Énervé que le contrôle fût à deux doigts de m'échapper, encore une fois, je hurlais un « STOP » si fort que la maison, sous mes pieds, en trembla sérieusement, et les fenêtres se fissurèrent. Les quatre clones éparpillés dans les rangs se firent particulièrement remarquer en hurlant, se cachant les oreilles de leurs mains et se pliant en deux. Pour ma part, je parvins de justesse à éviter cette impulsion, malgré que mes mains s'étaient mises à trembler. Je serrais les poings, essayant de reprendre contenance.
- C'est bon, on arrête ? On retourne à la maison ?
- Mais t'es con, ou quoi ? dit à nouveau Arthur. Notre maison, c'est ici ou nulle part. On a trop donné pour abandonner maintenant.

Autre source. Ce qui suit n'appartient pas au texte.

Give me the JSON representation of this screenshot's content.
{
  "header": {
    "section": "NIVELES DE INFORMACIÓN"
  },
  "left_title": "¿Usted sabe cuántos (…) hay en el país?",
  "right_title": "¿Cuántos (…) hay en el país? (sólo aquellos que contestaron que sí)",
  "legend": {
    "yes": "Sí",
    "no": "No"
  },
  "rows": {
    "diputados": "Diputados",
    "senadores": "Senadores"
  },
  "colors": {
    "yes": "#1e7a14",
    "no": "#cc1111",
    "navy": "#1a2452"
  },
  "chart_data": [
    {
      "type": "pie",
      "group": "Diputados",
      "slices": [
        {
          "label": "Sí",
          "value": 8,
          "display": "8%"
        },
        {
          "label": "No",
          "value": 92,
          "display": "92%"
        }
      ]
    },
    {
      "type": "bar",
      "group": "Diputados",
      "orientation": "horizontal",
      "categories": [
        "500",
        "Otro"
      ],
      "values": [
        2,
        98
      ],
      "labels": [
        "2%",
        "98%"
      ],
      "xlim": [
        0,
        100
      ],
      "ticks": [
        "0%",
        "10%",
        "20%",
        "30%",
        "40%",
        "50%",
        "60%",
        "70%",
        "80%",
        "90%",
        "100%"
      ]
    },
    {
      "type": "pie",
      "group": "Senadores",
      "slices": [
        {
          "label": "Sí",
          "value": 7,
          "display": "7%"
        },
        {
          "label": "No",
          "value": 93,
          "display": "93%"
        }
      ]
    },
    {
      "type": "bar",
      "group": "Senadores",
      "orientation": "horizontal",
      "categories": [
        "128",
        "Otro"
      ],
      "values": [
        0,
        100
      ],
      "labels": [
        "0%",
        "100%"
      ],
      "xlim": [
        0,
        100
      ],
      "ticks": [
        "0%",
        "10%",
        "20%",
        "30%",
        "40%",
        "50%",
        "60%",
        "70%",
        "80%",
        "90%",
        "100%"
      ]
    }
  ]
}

Une rumeur affirmative s'éleva dans les rangs, du côté des alliés. Dépité, je me laissai tomber assis sur le bord du toit, balançant mes jambes dans le vide.
- C'est con, y'a déjà la moitié de ceux qui voulaient cette nouvelle maison qui sont morts. Y'en aura encore plus de morts par après, à cause de ton obstination. Comme Ulysse.
Cette fois, Arthur ne répliqua rien. Il sembla enfin se rendre compte qu'il manquait une tête rousse à l'appel. Son visage blêmit à l'extrême alors que ses yeux fouillaient la foule. Hadrien se mit à pleurer sans discrétion, Aël s'élança dans les bras de Seth qui était à côté de lui. Les autres adultes se lancèrent des regards incertains, l'air de se dire : « Quoi ? Je croyais qu'ils étaient immortels, ces gamins ! »
- Ulysse avait douze ans, pas vrais ? Cette nouvelle maison valait la peine qu'il meurt, vous croyez ?
- La ferme, espèce de taré ! hurla Aël, toujours pendu au bras de Seth. Pas la peine de remuer le couteau dans la plait...
Aël se mit à pleurer à son tour, alors que Seth s'efforçait de le consoler. Il avait les yeux dans le vide, les lèvres tremblantes. Il semblait sur le point de s'y mettre, lui aussi.
- Je veux partir d'ici, murmura Aël avec l'énergie qui lui restait.
- Vous savez quoi ? dit un garde en levant les bras au ciel. Je sais même pas pourquoi on vous empêche d'entrer. Moi, je me bats plus.
D'autres gardes hochèrent la tête. Ils remirent leurs pistolets dans leurs ceintures, convaincus.
- Miö est en ce moment même en train d'argumenter avec le roi, dis-je. Eux, ils décideront de qui aura gagné.
- Ça me va, marmonna un garde.
- Toute façon, si quelqu'un doit mourir, ce serait seulement toi et Miö, dit un autre garde. Les autres, j'ai rien contre eux.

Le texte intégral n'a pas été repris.